Genting’s share price hit by Covid-19, FY20 estimates cut again
KUALA LUMPUR: Genting Bhd’s (Genting) share price selldown was deemed ‘overly pessimistic’ by the research arm of Kenanga Investment Bank Bhd (Kenanga Research).
To note, Genting’s share price plunged 41 per cent year to date (YTD) to near three standard deviation (SD) below its fiveyear price to book value (PBV) mean as the Covid-19 spread to become a pandemic globally that is restricting business activities.
“So far, the group’s Leisure and Hospitality operations are mostly temporarily closed except Genting Singapore’s Resorts World Sentosa and Genting Malaysia’s Crockfords Cairo in Egypt,” Kenanga Research said.
“Having said that, we believe the sell-down to -3SD level is overly pessimistic and also too excessive. At one point, it closed at RM1.92 last week, down 51 per cent YTD or at 11-year low since the 2009 financial crisis.”
Following the research arm’s previous 27 per cent cut in financial year 2020 estimate (FY20E) earnings in end-February to adjust for Genting Malaysia and Genting Singapore’s earnings on the Covid-19 outbreak, Kenanga Research cut FY20 earnings estimate for Genting further by 13 per cent on the back of the four-week Movement Control Order (MCO) in Malaysia.
The earnings estimate was also cut further due to the closure of other non-Malaysia Genting Malaysia casinos in the UK, US and Bahamas coupled with revised Genting Plantations’s estimates on lower crude palm oil (CPO) price by six per cent to RM2,550 per metric tonne (MT).

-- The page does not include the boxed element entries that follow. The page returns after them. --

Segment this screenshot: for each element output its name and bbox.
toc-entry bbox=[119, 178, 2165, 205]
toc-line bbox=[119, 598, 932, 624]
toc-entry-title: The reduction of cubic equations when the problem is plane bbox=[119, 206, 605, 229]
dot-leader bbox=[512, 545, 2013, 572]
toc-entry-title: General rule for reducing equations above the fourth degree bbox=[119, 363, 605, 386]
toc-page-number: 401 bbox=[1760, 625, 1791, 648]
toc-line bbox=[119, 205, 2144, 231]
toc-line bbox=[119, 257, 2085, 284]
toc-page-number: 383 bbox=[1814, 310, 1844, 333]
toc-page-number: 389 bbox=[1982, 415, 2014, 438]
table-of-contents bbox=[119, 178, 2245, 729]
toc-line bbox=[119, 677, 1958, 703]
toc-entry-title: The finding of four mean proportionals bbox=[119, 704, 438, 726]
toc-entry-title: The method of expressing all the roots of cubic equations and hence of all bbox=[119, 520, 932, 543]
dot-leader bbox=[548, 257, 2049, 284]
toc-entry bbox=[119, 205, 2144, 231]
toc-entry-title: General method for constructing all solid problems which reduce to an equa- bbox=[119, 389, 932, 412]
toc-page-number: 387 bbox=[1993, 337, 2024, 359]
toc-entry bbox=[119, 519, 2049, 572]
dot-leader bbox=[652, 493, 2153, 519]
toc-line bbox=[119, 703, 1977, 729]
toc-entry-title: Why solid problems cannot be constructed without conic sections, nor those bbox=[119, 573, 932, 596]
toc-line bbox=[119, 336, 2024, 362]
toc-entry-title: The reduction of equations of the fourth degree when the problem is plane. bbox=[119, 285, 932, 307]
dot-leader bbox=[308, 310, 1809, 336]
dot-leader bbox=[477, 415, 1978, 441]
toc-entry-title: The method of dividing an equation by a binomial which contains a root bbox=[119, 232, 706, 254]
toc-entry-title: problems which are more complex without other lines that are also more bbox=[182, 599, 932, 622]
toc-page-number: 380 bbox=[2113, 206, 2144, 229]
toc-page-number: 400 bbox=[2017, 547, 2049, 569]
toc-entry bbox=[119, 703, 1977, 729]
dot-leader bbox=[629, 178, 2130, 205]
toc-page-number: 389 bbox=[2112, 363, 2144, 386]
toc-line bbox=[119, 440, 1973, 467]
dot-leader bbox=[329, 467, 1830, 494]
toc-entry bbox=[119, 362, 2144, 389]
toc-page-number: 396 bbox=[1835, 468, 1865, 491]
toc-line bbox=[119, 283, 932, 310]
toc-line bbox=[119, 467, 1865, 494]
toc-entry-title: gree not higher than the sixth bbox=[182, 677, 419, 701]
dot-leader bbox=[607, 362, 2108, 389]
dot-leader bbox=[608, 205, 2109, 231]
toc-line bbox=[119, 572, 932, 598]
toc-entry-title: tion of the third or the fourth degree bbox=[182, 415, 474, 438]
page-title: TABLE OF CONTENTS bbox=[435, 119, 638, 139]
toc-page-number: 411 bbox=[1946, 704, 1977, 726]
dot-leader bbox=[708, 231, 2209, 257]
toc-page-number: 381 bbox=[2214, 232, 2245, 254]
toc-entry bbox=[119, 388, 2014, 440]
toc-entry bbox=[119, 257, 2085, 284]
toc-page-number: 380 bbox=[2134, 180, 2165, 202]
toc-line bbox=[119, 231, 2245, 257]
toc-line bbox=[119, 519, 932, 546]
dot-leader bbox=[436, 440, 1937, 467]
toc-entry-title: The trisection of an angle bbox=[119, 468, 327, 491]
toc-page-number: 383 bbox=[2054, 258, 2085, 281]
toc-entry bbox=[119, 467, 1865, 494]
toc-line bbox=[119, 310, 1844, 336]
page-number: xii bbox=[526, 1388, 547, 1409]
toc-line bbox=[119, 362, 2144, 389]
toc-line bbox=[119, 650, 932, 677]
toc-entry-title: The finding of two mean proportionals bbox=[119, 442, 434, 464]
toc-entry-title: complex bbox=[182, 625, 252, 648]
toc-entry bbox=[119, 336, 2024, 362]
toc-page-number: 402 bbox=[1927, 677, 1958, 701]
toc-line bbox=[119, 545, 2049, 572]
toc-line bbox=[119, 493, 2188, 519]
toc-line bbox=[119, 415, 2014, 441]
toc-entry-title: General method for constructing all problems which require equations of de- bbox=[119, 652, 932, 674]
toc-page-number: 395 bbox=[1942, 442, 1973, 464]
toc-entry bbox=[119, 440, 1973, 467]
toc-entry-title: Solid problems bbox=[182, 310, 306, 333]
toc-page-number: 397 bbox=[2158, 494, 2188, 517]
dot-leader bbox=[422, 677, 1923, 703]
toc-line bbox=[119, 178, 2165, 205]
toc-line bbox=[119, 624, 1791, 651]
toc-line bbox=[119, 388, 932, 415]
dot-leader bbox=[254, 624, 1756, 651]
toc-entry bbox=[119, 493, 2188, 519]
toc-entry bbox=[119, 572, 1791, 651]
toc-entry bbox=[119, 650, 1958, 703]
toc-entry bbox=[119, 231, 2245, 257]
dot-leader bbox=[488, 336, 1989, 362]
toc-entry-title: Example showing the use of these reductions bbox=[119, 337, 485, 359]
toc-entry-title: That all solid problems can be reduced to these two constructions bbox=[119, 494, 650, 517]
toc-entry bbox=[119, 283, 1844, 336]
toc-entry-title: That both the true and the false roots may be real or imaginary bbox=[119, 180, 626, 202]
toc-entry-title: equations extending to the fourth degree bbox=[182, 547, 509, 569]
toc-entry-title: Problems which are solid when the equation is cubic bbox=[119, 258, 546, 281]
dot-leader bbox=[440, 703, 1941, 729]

The research arm also reduced FY21 earnings forecast by seven per cent for the adjustment in Genting Malaysia earnings as well as a lower CPO price-driven Genting Plantations forecast.
As such, Genting’s core net profit for 2020E and 2021E now amounted to RM1.765 billion and RM2.212 billion, respectively.
“For now, we keep our Genting Singapore projections unchanged as we have already cut forecast at end-February and Resort World Sentosa is still open during this period.”